The Jewish Family Institute.
It died of course because very few people wanted to fund it and of course others wanted to deny there was a problem. The city would not fund it because it was Jewish.
They did incredible work. Heroic rescues. Risked their lives literally, were attacked and targeted for murder, et. al. but when Covenant House lost Ritter they too lost their funding.…
There are no functioning Jewish programs to deal with this problem.
Why?
I think the answer is that. like so many other crucial problems in the Jewish community, Jewish community leaders would prefer to believe the problem does not exist.
That willful blindness is not exclusively Jewish. It extends to politicians on the city, state and national levels; to churches; to community service organizations; and to all of us, including me.
The key purpose of all religion is to form communities that care for those less fortunate, for people who, for whatever reasons, cannot at this time care for themselves.
Why our community has to among those who fail so many of these desperate people is beyond me.
And why Federation leaders think they are somehow exempt from responsibility for these kids is something only a skilled psychoanalyst could really explain.
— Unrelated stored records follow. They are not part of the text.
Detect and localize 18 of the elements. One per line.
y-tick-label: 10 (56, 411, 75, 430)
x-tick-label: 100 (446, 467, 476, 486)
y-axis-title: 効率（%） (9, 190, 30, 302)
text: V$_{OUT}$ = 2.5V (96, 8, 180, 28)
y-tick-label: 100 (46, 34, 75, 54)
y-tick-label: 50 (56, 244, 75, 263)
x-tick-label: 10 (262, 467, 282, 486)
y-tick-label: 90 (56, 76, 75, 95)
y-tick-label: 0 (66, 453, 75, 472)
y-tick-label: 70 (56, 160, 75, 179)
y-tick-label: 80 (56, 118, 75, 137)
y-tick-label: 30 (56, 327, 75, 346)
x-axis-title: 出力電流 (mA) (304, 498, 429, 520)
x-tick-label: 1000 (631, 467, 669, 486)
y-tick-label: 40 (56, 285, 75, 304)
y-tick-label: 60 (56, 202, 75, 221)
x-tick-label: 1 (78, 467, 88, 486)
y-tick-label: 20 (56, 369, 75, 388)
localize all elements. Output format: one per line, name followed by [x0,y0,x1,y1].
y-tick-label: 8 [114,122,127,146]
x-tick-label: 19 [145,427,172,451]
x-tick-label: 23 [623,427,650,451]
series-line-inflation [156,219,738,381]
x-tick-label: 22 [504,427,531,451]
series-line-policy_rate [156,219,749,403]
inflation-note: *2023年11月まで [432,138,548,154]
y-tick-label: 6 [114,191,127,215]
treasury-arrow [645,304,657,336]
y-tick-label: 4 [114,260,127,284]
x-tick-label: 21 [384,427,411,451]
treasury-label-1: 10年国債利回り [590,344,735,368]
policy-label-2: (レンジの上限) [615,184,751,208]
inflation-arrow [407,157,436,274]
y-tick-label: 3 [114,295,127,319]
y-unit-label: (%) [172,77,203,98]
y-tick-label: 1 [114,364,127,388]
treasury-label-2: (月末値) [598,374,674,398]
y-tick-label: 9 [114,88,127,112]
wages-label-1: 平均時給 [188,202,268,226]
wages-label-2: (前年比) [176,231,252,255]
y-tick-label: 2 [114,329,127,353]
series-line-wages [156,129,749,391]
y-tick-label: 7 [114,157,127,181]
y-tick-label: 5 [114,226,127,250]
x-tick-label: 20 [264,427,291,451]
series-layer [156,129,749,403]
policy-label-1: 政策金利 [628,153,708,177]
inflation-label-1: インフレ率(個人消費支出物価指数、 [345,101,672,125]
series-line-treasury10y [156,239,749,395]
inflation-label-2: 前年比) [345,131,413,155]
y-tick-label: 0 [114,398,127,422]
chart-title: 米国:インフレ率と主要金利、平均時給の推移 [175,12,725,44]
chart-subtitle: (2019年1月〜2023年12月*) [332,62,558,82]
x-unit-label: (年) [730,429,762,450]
And, for those of you who say Chabad helps these kids, you're wrong.
Individual Chabad Houses occasionally help individual kids, just as individual Chabad Houses sometimes help other homeless individuals.
Chabad has a shelter in LA – although it doesn't address the problem Yudel noted.
Chabad in Cincinnati also has a homeless shelter – for families only.
But there is no comprehensive, dedicated effort on the part of Chabad nationwide.
What is true, however, is that their sporadic, non-comprehensive efforts are still better than the Federations, who do nothing at all to help these kids.